Sgt Berridge, who also served in Burma, died in 1969, aged 59.

Mr Berridge said his father’s medals belonged in the Pegasus Bridge museum, which is near the site.

The 69-year-old, who is recovering from a heart operation in July, said: “To be honest, I don’t really want to go.”

The retired RAC patrolman said he decided he must attend the court hearing in Paris on March 5.

Alan Edwards, chairman of The Airborne Assault Normandy Trust, helped Mr Berridge retrieve his medals, which are now housed at the Pegasus Bridge museum.

He has arranged for the Anglo French Association for the Merville Battery, of which he is vice-president, to pay Mr Berridge’s legal costs.

Mr Edwards said: “It feels like Tony is being harassed by the unreasonable demands of an unreasonable woman.”

Mr Berridge, who lives with partner June in Centre Rise, Horspath, is now trying to find legal representation.

The saga began when he gave the medals to Francoise Gondrée-Anquetil in 2007, after he said she promised to give them to the museum.

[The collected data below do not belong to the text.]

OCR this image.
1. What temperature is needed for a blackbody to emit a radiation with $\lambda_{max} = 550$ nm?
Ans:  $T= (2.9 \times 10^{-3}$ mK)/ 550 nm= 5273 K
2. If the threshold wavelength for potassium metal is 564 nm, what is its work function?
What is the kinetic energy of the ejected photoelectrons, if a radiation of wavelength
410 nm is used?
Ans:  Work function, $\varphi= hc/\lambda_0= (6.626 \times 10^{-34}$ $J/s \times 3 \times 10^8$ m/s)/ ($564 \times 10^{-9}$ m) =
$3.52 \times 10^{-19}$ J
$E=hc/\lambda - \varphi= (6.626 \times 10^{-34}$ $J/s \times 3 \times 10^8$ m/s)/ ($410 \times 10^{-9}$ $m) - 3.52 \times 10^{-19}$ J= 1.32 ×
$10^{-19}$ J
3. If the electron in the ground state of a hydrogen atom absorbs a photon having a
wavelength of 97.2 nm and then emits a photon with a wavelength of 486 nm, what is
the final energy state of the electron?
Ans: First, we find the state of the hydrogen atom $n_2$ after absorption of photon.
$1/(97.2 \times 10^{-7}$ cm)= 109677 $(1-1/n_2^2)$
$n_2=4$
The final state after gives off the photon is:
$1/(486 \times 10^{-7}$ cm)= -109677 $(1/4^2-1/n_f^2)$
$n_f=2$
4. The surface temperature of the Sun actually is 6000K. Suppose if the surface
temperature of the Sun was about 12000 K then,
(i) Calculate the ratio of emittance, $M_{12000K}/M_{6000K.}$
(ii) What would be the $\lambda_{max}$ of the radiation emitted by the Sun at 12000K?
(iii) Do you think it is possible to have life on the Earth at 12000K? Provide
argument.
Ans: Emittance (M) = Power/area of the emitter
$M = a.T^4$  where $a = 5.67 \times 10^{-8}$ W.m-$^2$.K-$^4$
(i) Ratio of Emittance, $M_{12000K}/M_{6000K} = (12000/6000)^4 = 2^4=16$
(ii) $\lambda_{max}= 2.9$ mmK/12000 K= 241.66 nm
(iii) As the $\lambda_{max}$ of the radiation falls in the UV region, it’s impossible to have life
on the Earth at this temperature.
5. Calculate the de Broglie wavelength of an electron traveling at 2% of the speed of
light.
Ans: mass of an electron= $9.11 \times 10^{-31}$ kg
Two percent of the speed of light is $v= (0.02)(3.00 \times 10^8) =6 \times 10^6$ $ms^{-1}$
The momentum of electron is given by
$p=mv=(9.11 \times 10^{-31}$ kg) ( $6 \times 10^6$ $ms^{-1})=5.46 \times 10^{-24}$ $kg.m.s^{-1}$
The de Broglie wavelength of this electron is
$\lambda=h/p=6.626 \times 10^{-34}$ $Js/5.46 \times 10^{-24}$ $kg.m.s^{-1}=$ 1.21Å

He lost contact and there followed a four-year battle to find her, which saw Mr Berridge receive support from President Nicolas Sarkozy.

In 2011 he retrieved the medals.

But in January he received a summons from a French judge outlining an allegation that, in his letter to President Sarkozy, he had accused Ms Gondrée-Anquetil “of having defrauded him”.

Mr Berridge has not been summoned for a court hearing, but a private hearing byjudge Marion Potier.

He will appear in her chambers for her to determine whether the case merits a full trial.

Ms Gondrée-Anquetil said: “Mr Berridge proceeded with incorrect information, this is why an explanation has been asked for.”